My, how times and perspectives have changed. Today I count my blessings on a regular basis, and I still don’t think I’m grateful enough. I do frequently question the good fortune of my life, though. How is it that I was not only lucky enough to be born in America – arguably one of the greatest nations in the world – but also, born to parents who loved me unconditionally (albeit in their twisted way at times), born in modern times where I don’t have to worry about when my next bath will be, being persecuted for being a woman, or dying from the whooping cough? I’ve also never experienced racism or bigotry directed at me to a large extent because the color of my skin is white. About the only way I could have been more blessed is if I was born a male to an affluent family. Not that I consider the opposite sex better than my own, but being a female does mean I’m a minority and there are some drawbacks associated with it.

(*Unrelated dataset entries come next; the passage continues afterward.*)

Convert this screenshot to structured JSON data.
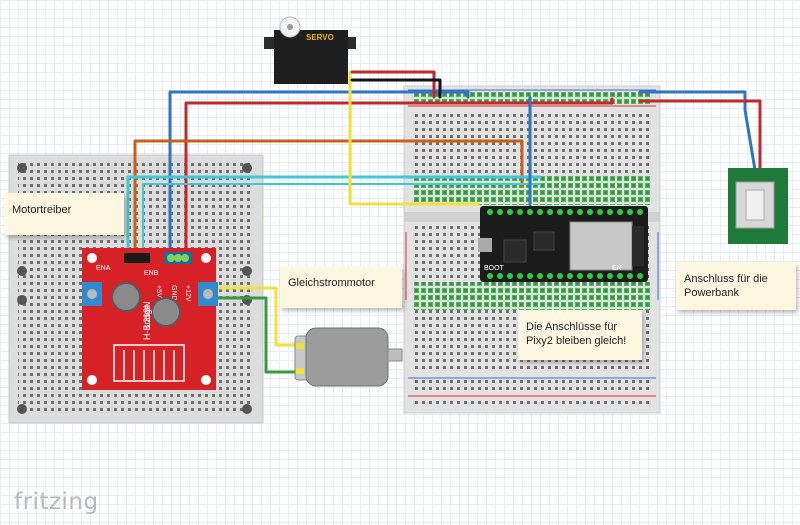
{
  "app": {
    "logo": "fritzing"
  },
  "notes": {
    "motor_driver": "Motortreiber",
    "dc_motor": "Gleichstrommotor",
    "pixy_line1": "Die Anschlüsse für",
    "pixy_line2": "Pixy2 bleiben gleich!",
    "powerbank_line1": "Anschluss für die",
    "powerbank_line2": "Powerbank"
  },
  "components": {
    "servo_label": "SERVO",
    "hbridge_label_1": "L298N",
    "hbridge_label_2": "H-Bridge",
    "hbridge_pin_5v": "+5V",
    "hbridge_pin_gnd": "GND",
    "hbridge_pin_12v": "+12V",
    "hbridge_ena": "ENA",
    "hbridge_enb": "ENB",
    "esp32_boot": "BOOT",
    "esp32_en": "EN"
  },
  "colors": {
    "wire_red": "#c0282c",
    "wire_blue": "#2f74c0",
    "wire_yellow": "#f2e13a",
    "wire_orange": "#c8601a",
    "wire_cyan": "#3fc8d6",
    "wire_black": "#151515",
    "wire_green": "#3a9a3a",
    "hbridge_red": "#d62127",
    "usb_green": "#1f7a3a"
  }
}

I think about the people in other nations – the women especially – who are suffering atrocities every single day: female genital mutilation, repeated rape, forced prostitution, arranged marriage, starvation – the list goes on. I could have very easily been born to a lifetime of such horror. But I wasn’t. And I need to recognize that fact on a regular basis, lest I find myself reverting to the thought processes I had as a child.

Yesterday we were given some startling and troubling news at work. The company is looking at cutting costs in a number of ways, some of which could have a negative financial impact on some employees. I understand this sucks. The whole damn economy in the US sucks right now. We’re living in precarious and unsettling times. Yet, we still remain fortunate, in my opinion.

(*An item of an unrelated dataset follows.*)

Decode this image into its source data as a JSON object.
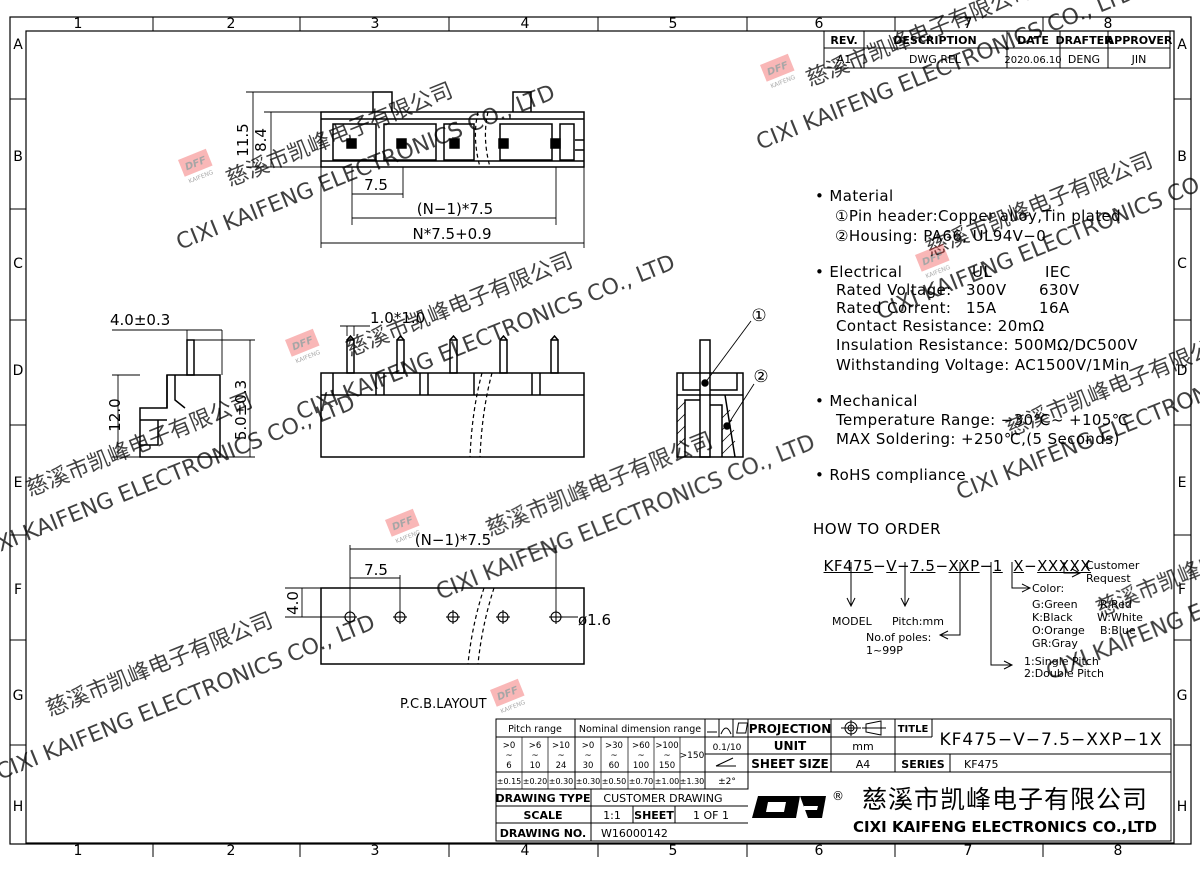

The news yesterday was an announcement of some upcoming changes that will definitely be happening, as well as some changes they are only thinking about implementing. The company has a policy of being open with their employees, and I appreciate that, probably more than most given my history. You see, I worked for another company for 8 years whose policies resembled nothing of openness and candor. Everything was clandestine and hush-hush. If there were going to be layoffs, you heard about them as you were being escorted out the door, and those left behind were given shoddy explanations. This is why, even though the news yesterday wasn’t great, I’m still grateful. I appreciate the advance notice and the respect given to the employees here. As an employee, it increases my loyalty and faith in the company itself.

Not everyone has the benefit of walking in each others’ shoes, though, and I’m seeing evidence of that today. There’s a lot of bitterness and complaining going around. My viewpoint seems to be in the minority. I want to preach to certain people the same way my mom did to me as a young child. “You don’t know how good you have it. Count your blessings.” I won’t do that. But, it’s a good thing I have a blog. ;-)

Now go count your blessings. (And thank a veteran!)